Anne and Captain Wentworth from Persuasion by Jane Austen
I am half agony, half hope.
In all honesty, these two could easily both be Hufflepuffs. They’re both loyal to each other, even when neither of them realises it, and neither of them are averse to hard work, and yet I’d definitely mark Wentworth down as a Slytherin. When Anne rejects his marriage proposal, not for want of loving him, his response is to go to sea, be involved in numerous battles and return to England as a decorated war hero just so he can rub his newfound success in the faces of Anne and everyone who persuaded her to reject him. If that doesn’t make him a Slytherin, I don’t know what will.

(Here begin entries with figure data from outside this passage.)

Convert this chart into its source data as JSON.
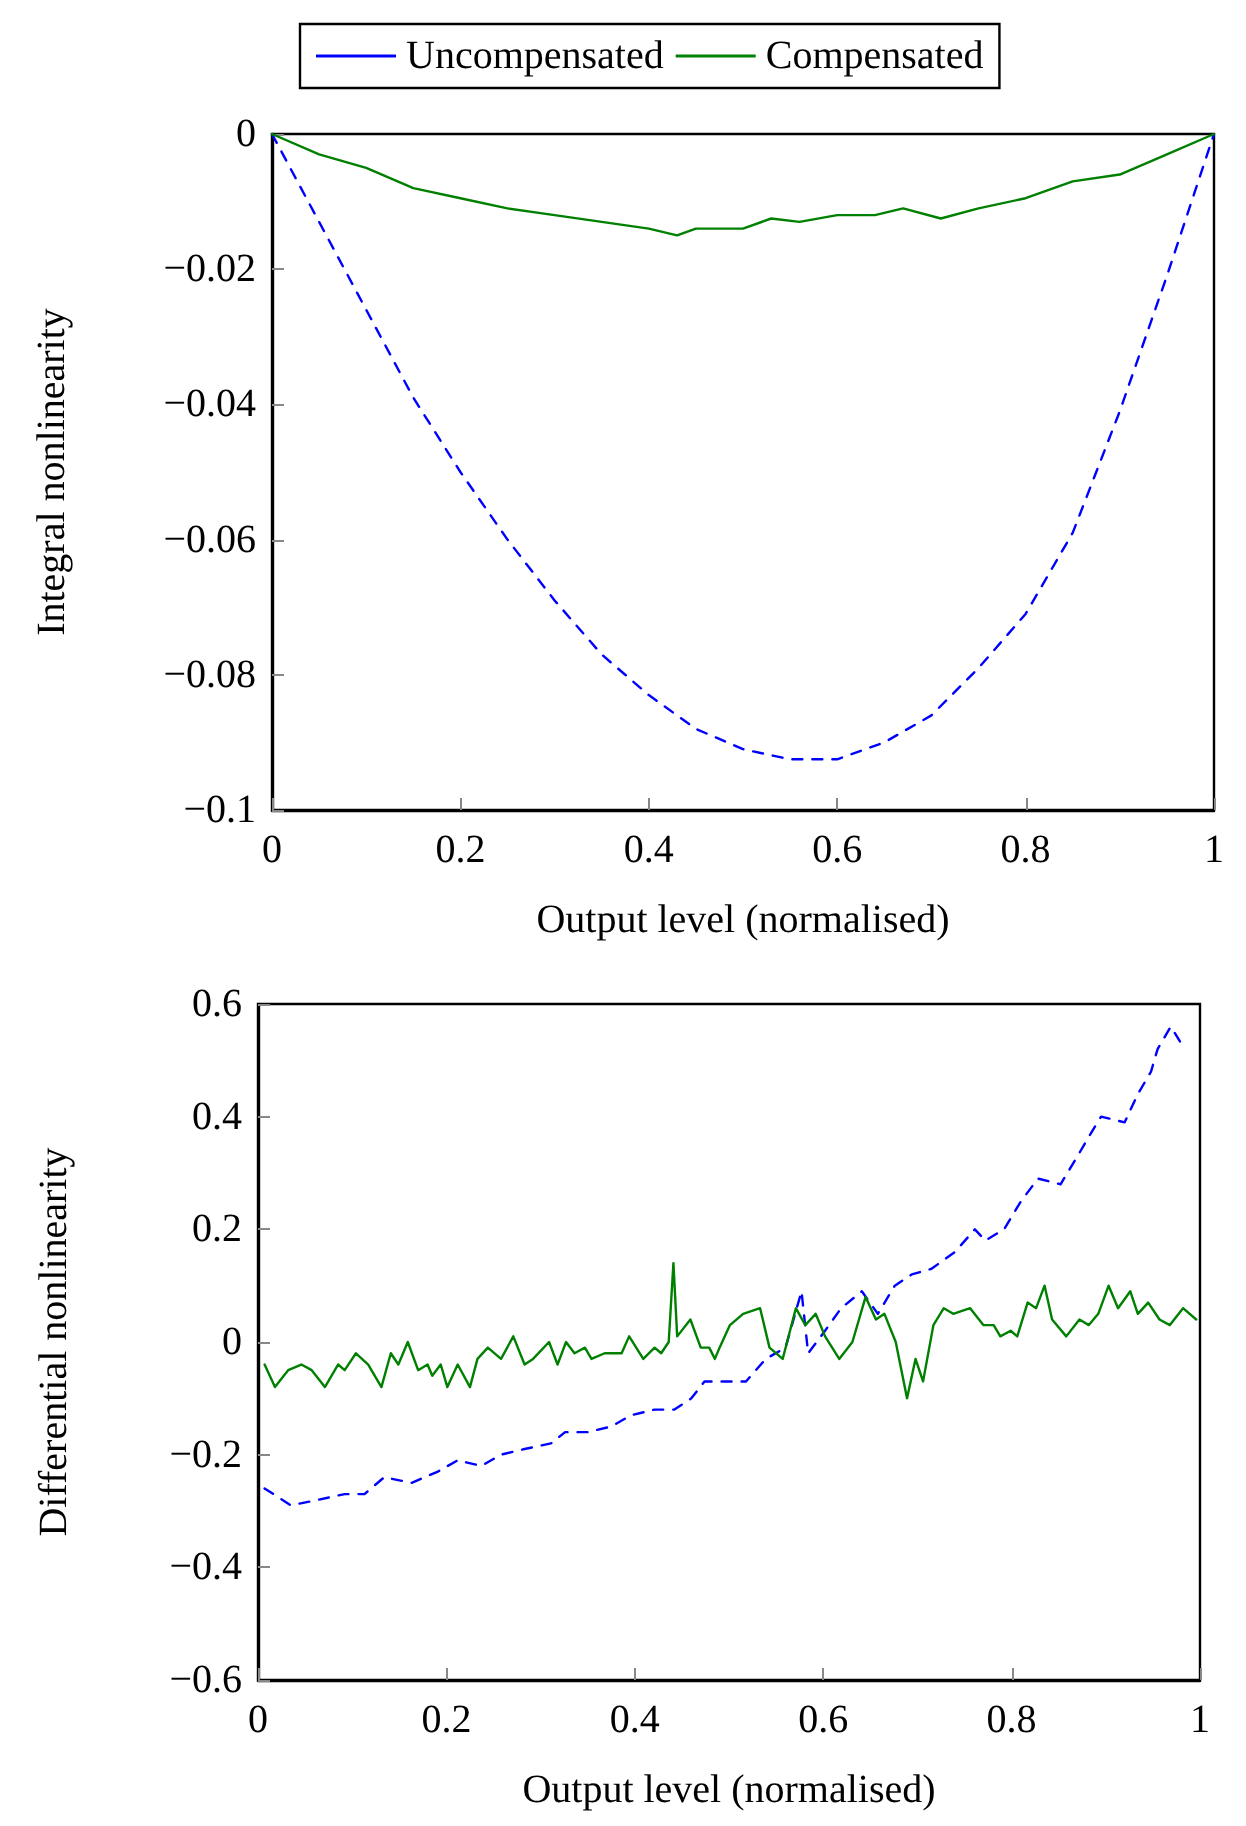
{
  "chart_data": [
    {
      "type": "line",
      "xlabel": "Output level (normalised)",
      "ylabel": "Integral nonlinearity",
      "xlim": [
        0,
        1
      ],
      "ylim": [
        -0.1,
        0
      ],
      "xticks": [
        0,
        0.2,
        0.4,
        0.6,
        0.8,
        1
      ],
      "yticks": [
        {
          "value": -0.1,
          "label": "−0.1"
        },
        {
          "value": -0.08,
          "label": "−0.08"
        },
        {
          "value": -0.06,
          "label": "−0.06"
        },
        {
          "value": -0.04,
          "label": "−0.04"
        },
        {
          "value": -0.02,
          "label": "−0.02"
        },
        0
      ],
      "grid": false,
      "legend": "top",
      "marker": "none",
      "series": [
        {
          "name": "Uncompensated",
          "color": "#0000ff",
          "line_style": "dashed",
          "x": [
            0,
            0.05,
            0.1,
            0.15,
            0.2,
            0.25,
            0.3,
            0.35,
            0.4,
            0.45,
            0.5,
            0.55,
            0.6,
            0.65,
            0.7,
            0.75,
            0.8,
            0.85,
            0.9,
            0.95,
            1
          ],
          "values": [
            0,
            -0.013,
            -0.026,
            -0.039,
            -0.05,
            -0.06,
            -0.069,
            -0.077,
            -0.083,
            -0.088,
            -0.091,
            -0.0925,
            -0.0925,
            -0.09,
            -0.086,
            -0.079,
            -0.071,
            -0.059,
            -0.041,
            -0.021,
            0
          ]
        },
        {
          "name": "Compensated",
          "color": "#008000",
          "line_style": "solid",
          "x": [
            0,
            0.05,
            0.1,
            0.15,
            0.2,
            0.25,
            0.3,
            0.35,
            0.4,
            0.43,
            0.45,
            0.5,
            0.53,
            0.56,
            0.6,
            0.64,
            0.67,
            0.71,
            0.75,
            0.8,
            0.85,
            0.9,
            0.95,
            1
          ],
          "values": [
            0,
            -0.003,
            -0.005,
            -0.008,
            -0.0095,
            -0.011,
            -0.012,
            -0.013,
            -0.014,
            -0.015,
            -0.014,
            -0.014,
            -0.0125,
            -0.013,
            -0.012,
            -0.012,
            -0.011,
            -0.0125,
            -0.011,
            -0.0095,
            -0.007,
            -0.006,
            -0.003,
            0
          ]
        }
      ]
    },
    {
      "type": "line",
      "xlabel": "Output level (normalised)",
      "ylabel": "Differential nonlinearity",
      "xlim": [
        0,
        1
      ],
      "ylim": [
        -0.6,
        0.6
      ],
      "xticks": [
        0,
        0.2,
        0.4,
        0.6,
        0.8,
        1
      ],
      "yticks": [
        {
          "value": -0.6,
          "label": "−0.6"
        },
        {
          "value": -0.4,
          "label": "−0.4"
        },
        {
          "value": -0.2,
          "label": "−0.2"
        },
        0,
        0.2,
        0.4,
        0.6
      ],
      "grid": false,
      "legend": false,
      "marker": "none",
      "series": [
        {
          "color": "#0000ff",
          "line_style": "dashed",
          "x": [
            0.007,
            0.035,
            0.064,
            0.092,
            0.113,
            0.134,
            0.163,
            0.191,
            0.212,
            0.237,
            0.258,
            0.283,
            0.311,
            0.326,
            0.35,
            0.375,
            0.396,
            0.421,
            0.442,
            0.46,
            0.474,
            0.499,
            0.518,
            0.539,
            0.56,
            0.577,
            0.584,
            0.602,
            0.619,
            0.641,
            0.658,
            0.676,
            0.694,
            0.715,
            0.74,
            0.761,
            0.772,
            0.792,
            0.81,
            0.828,
            0.852,
            0.87,
            0.884,
            0.895,
            0.92,
            0.934,
            0.948,
            0.955,
            0.969,
            0.98
          ],
          "values": [
            -0.26,
            -0.29,
            -0.28,
            -0.27,
            -0.27,
            -0.24,
            -0.25,
            -0.23,
            -0.21,
            -0.22,
            -0.2,
            -0.19,
            -0.18,
            -0.16,
            -0.16,
            -0.15,
            -0.13,
            -0.12,
            -0.12,
            -0.1,
            -0.07,
            -0.07,
            -0.07,
            -0.03,
            -0.01,
            0.09,
            -0.02,
            0.02,
            0.06,
            0.09,
            0.05,
            0.1,
            0.12,
            0.13,
            0.16,
            0.2,
            0.18,
            0.2,
            0.25,
            0.29,
            0.28,
            0.33,
            0.37,
            0.4,
            0.39,
            0.44,
            0.48,
            0.52,
            0.56,
            0.53
          ]
        },
        {
          "color": "#008000",
          "line_style": "solid",
          "x": [
            0.007,
            0.018,
            0.032,
            0.046,
            0.057,
            0.071,
            0.085,
            0.092,
            0.104,
            0.117,
            0.131,
            0.141,
            0.149,
            0.159,
            0.17,
            0.18,
            0.185,
            0.194,
            0.201,
            0.212,
            0.225,
            0.233,
            0.244,
            0.258,
            0.271,
            0.283,
            0.292,
            0.309,
            0.318,
            0.327,
            0.336,
            0.347,
            0.354,
            0.368,
            0.386,
            0.394,
            0.409,
            0.421,
            0.428,
            0.436,
            0.441,
            0.445,
            0.459,
            0.47,
            0.479,
            0.485,
            0.49,
            0.501,
            0.515,
            0.533,
            0.543,
            0.557,
            0.571,
            0.581,
            0.592,
            0.602,
            0.617,
            0.631,
            0.645,
            0.656,
            0.665,
            0.677,
            0.689,
            0.698,
            0.706,
            0.717,
            0.728,
            0.738,
            0.756,
            0.77,
            0.781,
            0.788,
            0.799,
            0.806,
            0.817,
            0.826,
            0.835,
            0.843,
            0.858,
            0.872,
            0.882,
            0.892,
            0.903,
            0.913,
            0.926,
            0.934,
            0.945,
            0.957,
            0.968,
            0.982,
            0.996
          ],
          "values": [
            -0.04,
            -0.08,
            -0.05,
            -0.04,
            -0.05,
            -0.08,
            -0.04,
            -0.05,
            -0.02,
            -0.04,
            -0.08,
            -0.02,
            -0.04,
            0,
            -0.05,
            -0.04,
            -0.06,
            -0.04,
            -0.08,
            -0.04,
            -0.08,
            -0.03,
            -0.01,
            -0.03,
            0.01,
            -0.04,
            -0.03,
            0,
            -0.04,
            0,
            -0.02,
            -0.01,
            -0.03,
            -0.02,
            -0.02,
            0.01,
            -0.03,
            -0.01,
            -0.02,
            0,
            0.14,
            0.01,
            0.04,
            -0.01,
            -0.01,
            -0.03,
            -0.01,
            0.03,
            0.05,
            0.06,
            -0.01,
            -0.03,
            0.06,
            0.03,
            0.05,
            0.01,
            -0.03,
            0,
            0.08,
            0.04,
            0.05,
            0,
            -0.1,
            -0.03,
            -0.07,
            0.03,
            0.06,
            0.05,
            0.06,
            0.03,
            0.03,
            0.01,
            0.02,
            0.01,
            0.07,
            0.06,
            0.1,
            0.04,
            0.01,
            0.04,
            0.03,
            0.05,
            0.1,
            0.06,
            0.09,
            0.05,
            0.07,
            0.04,
            0.03,
            0.06,
            0.04
          ]
        }
      ]
    }
  ]
}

Anne, on the other hand, never sways in her love for Wentworth. While she might have rejected his marriage proposal (and considering the time she lives in, it’s understandable why she does!) it doesn’t mean she loves him any less, and she even turns down later, perfectly good marriage proposals because the men who ask her aren’t Wentworth.
I love these two; they’re the ultimate second chance romance, from what I think is Austen’s most accomplished novel. Funny, really, considering I loathed it when I first read it! If you’re looking for an adaptation of this one, I highly recommend the 1995 adaptation starring Amanda Root and Ciaran Hinds.
Achilles and Patroclus from The Song of Achilles by Madeline Miller
“They never let you be famous AND happy.” He lifted an eyebrow. “I’ll tell you a secret.”
“Tell me.” I loved it when he was like this.
“I’m going to be the first.” He took my palm and held it to his. “Swear it.”
“Because you’re the reason.”
Please excuse me while I go and sob in a corner. Achilles might seem like more of a Gryffindor at first glance, but he’s definitely a Slytherin in my book. He’s ambitious as hell – he wants to be remembered as a hero, and he’s prepared to die young to achieve that goal which is big commitment energy – and he’s also pretty darn cunning when he needs to be. He’s always finding ways past his eagle-eyed mother to be with Patroclus and it’s only really Patroclus, my sweet Hufflepuff child, who has any power over him whatsoever.
Achilles claims Briseis because Patroclus asks him to, so she won’t be forced into sex slavery, and he even refuses to kill the person who will make him famous when Patroclus asks him to because, “What has Hector ever done to me?” (And no, I’m still not over that quote.) These two are everything good about the Slytherin x Hufflepuff duo. Achilles is fiercely protective of Patroclus and Patroclus is fiercely loyal to Achilles, and just thinking about this novel makes me want to cry.